Cabotage is the name given to the transportation of goods or passengers between two places in the same country by a transport operator from another country. The term is most commonly associated with maritime and aviation activities (i.e. moving goods or people by sea or by air). In a shipping context, cabotage refers to transporting goods/passengers between two ports or places within the same country by a vessel registered in another country.
What does cabotage mean?
Cabotage comes from the French word ‘caboter’ which means ‘to sail along the coast’. It’s clear to see that the word has its roots in the maritime world, and indeed it was originally used to refer to boats navigating along the coastline of a specific country, stopping to trade at various ports. Over time, the meaning of the word cabotage has evolved to include other modes of transportation (e.g. the aviation industry). It is now an internationally-recognised term, used to refer to the transportation laws and regulations that set out the rights of foreign carriers to operate within the borders of another country.

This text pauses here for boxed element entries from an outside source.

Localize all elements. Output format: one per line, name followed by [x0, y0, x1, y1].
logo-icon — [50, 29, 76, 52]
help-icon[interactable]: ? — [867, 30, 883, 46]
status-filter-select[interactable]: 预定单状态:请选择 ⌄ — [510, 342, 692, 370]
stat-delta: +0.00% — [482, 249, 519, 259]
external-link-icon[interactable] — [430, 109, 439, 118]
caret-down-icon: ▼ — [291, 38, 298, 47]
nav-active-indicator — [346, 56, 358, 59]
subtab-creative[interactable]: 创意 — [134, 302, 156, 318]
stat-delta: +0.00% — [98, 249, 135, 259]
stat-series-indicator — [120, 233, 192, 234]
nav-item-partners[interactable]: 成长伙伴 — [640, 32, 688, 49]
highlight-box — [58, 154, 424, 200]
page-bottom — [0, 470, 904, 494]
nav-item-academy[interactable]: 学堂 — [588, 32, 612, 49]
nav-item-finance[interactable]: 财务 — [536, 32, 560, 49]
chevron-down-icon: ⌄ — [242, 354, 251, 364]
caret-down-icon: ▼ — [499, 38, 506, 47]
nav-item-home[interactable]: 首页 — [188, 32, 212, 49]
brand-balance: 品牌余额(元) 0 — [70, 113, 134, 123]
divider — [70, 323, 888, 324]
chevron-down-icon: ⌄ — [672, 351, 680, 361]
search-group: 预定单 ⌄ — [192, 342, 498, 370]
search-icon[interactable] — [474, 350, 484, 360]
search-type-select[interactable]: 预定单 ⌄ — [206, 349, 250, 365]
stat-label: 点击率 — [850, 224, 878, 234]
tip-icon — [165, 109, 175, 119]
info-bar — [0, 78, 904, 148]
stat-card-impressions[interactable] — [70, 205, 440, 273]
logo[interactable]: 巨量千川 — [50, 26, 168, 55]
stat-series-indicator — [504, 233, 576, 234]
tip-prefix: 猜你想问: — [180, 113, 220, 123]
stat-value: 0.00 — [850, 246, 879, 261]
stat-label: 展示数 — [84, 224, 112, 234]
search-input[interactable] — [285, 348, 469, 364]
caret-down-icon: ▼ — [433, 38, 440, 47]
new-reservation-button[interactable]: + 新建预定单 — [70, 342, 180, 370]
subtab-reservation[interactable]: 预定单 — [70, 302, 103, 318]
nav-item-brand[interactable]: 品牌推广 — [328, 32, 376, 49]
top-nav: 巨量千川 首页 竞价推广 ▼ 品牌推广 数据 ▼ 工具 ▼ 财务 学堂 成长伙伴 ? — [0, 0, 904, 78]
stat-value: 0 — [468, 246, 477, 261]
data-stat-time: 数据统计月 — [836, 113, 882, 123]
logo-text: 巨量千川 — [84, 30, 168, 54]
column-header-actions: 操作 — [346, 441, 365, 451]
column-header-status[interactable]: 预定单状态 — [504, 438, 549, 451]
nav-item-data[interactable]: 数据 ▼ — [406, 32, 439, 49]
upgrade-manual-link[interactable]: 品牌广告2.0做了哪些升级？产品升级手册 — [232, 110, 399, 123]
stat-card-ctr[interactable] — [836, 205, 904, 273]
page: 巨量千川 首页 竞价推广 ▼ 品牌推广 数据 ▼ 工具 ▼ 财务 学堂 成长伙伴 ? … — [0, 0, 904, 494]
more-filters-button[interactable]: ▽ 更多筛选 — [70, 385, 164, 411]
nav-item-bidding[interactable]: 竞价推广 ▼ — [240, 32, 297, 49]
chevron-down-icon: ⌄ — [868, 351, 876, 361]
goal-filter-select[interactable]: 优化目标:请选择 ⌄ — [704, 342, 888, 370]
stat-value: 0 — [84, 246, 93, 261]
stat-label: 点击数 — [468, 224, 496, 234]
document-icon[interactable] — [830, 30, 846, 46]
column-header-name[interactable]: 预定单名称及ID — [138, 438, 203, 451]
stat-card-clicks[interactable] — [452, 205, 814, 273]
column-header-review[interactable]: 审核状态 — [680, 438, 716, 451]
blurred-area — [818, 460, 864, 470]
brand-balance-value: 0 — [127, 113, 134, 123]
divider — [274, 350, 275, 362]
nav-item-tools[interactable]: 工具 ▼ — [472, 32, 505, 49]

What is cabotage law in shipping?
In shipping, cabotage law refers to regulations placed on foreign-flagged ships operating in the domestic waters of a country and providing services such as transporting cargo or passengers from one port to another within that country.
While the definition is the same around the world, specific cabotage laws and regulations can vary significantly between different countries. Nation states tend to have their own cabotage laws in place to regulate and/or restrict foreign vessels from carrying out domestic maritime transportation. For example, country X may not allow foreign ships (i.e. any vessels not from country X) to collect and move goods between two domestic ports (i.e. two ports within the borders of country X). As a result of putting these regulations in place, country X will be better able to support its domestic maritime industry by giving preference to those vessels which are locally registered and operated within country X.
Why is cabotage important?
There are a number of reasons why cabotage is important. Let’s look at some of the key reasons here:
- Economic interests
Cabotage helps protect and promote a nation’s economic interests by restricting and/or regulating foreign carriers and so ensuring that domestic operators have the best business and employment opportunities.
- Avoiding unfair competition
Cabotage enables a country to place restrictions on foreign operators, in turn preventing unfair competition as a result of differences in operating costs, safety standards and other factors.
- Protecting jobs
Introducing cabotage rules that favour local operators can help ensure domestic transportation jobs remain available for citizens of that country.
- Controlling transportation infrastructure
Cabotage regulation helps a country keep control over its transportation infrastructure, in turn enabling it to ensure the efficient movement of goods within its borders.
- Regulatory oversight
A central element of introducing cabotage rules is setting out a regulatory framework for the country’s transportation networks (e.g. safety standards and environmental regulations).
- Generating revenue
There’s an opportunity for governments to generate revenue by enforcing cabotage regulations. For example they can bring in money from charging fees or requiring foreign carriers to buy permits to be able to engage in cabotage activities.
From the above it’s clear that cabotage can be very useful for a number of reasons. Yet it is precisely because of its potential to be used strategically that cabotage can also be a controversial topic, particularly when it comes to international trade agreements and liberalisation in transportation markets. Policymakers have to strike a delicate balance between facilitating global trade and protecting domestic interests.
Has Brexit changed cabotage laws for shipping?
Following the United Kingdom (UK) officially exiting the European Union (EU) on January 31 2020, some speculated that Brexit would lead to dramatic changes to the cabotage laws the country previously had in place. While there have been some changes to UK cabotage laws after Brexit with regards to road freight, the maritime industry regulations remain largely unchanged. This is not to say, however, the future governments won’t take action and introduce measures to safeguard UK maritime interests by changing cabotage regulations (previously not allowed while the country was part of the EU).